Penas mais duras e regras mais rígidas para líderes de facções: o que muda com a aprovação da Lei Antifacção

A Câmara dos Deputados aprovou nesta terça-feira (18), por 370 votos a 110, o Projeto Antifacção, uma das iniciativas mais amplas já discutidas no Congresso para reforçar o enfrentamento às organizações criminosas. A proposta, enviada pelo governo em outubro, segue agora para o Senado antes de eventual sanção do presidente Luiz Inácio Lula da Silva (PT).

A relatoria ficou a cargo do deputado Guilherme Derrite (Progressistas-SP), secretário licenciado de Segurança Pública de São Paulo. A escolha, feita pelo presidente da Câmara, Hugo Motta (Republicanos-PB), gerou desconforto no Planalto e marcou uma tramitação de embates entre governo e oposição.

Algumas das mudanças sugeridas por Derrite, como alterações nas competências da Polícia Federal e a tentativa de equiparar facções ao terrorismo, foram retiradas após pressão política.

A versão final cria novos tipos penais, aumenta penas e estabelece instrumentos adicionais de investigação. O texto define punições específicas para “organizações criminosas, paramilitares ou milícias privadas” que atuem com violência ou grave ameaça. Também introduz o conceito de “organização criminosa ultraviolenta”, que concentra o pacote mais rígido de sanções, incluindo penas entre 20 e 40 anos.

Entre os novos crimes previstos estão ataques de “novo cangaço”, domínio territorial, uso de explosivos e drones, além de ações contra infraestrutura essencial. Há agravantes ligados ao garimpo ilegal e regras mais duras para progressão de regime, que poderá exigir até 85% do cumprimento da pena, dependendo da gravidade e da reincidência.

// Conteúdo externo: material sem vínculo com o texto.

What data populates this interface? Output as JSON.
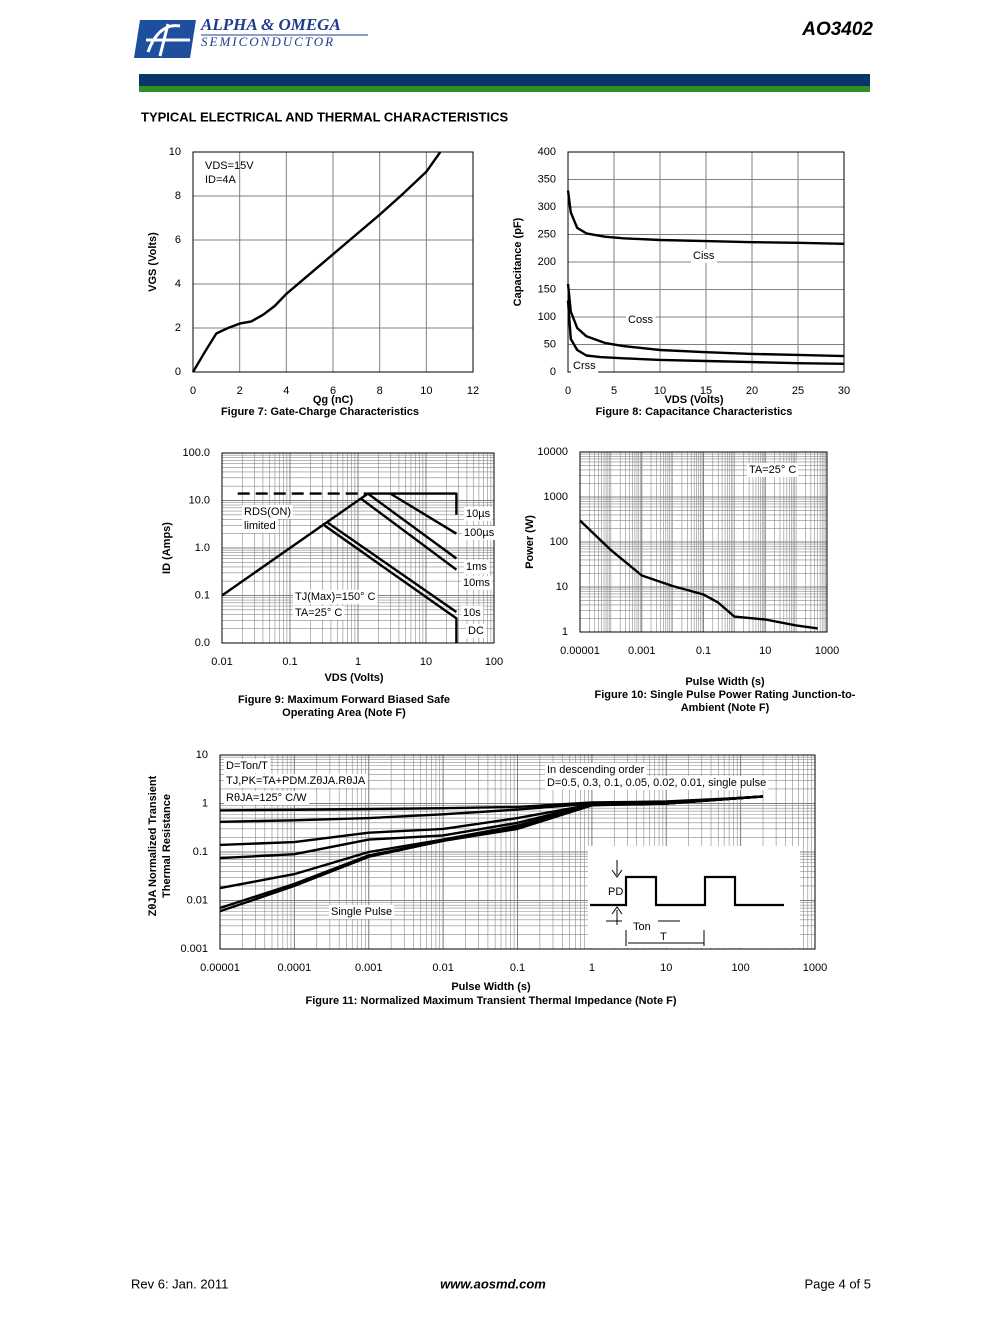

Para líderes de organizações criminosas, o projeto determina cumprimento obrigatório de pena em presídios federais de segurança máxima, estratégia que busca interromper comunicações e reduzir o comando de facções dentro do sistema penitenciário.

O texto também amplia mecanismos de investigação. Estão previstos monitoramento audiovisual de parlatórios, em situações excepcionais e mediante ordem judicial, quebras de sigilo mais abrangentes, operações encobertas e realização de audiências por videoconferência. Após negociações, permanecem intactas as competências da Polícia Federal e não houve alterações na Lei Antiterrorismo.

Outro eixo central é o ataque ao patrimônio de grupos criminosos. O projeto autoriza bloqueio imediato de contas, bens e criptoativos, alienação antecipada ainda durante a investigação e possibilidade de intervenção judicial em empresas usadas por facções.

Esse ponto gerou disputa com o governo, que vê risco de redução de recursos destinados à PF e ao Funad devido às novas regras de rateio.

Mesmo com resistências, o texto avançou e agora será analisado pelos senadores. O governo já sinalizou que trabalhará por ajustes, especialmente na nomenclatura final que não incluiu o termo “facções criminosas” e na divisão de recursos provenientes de bens confiscados.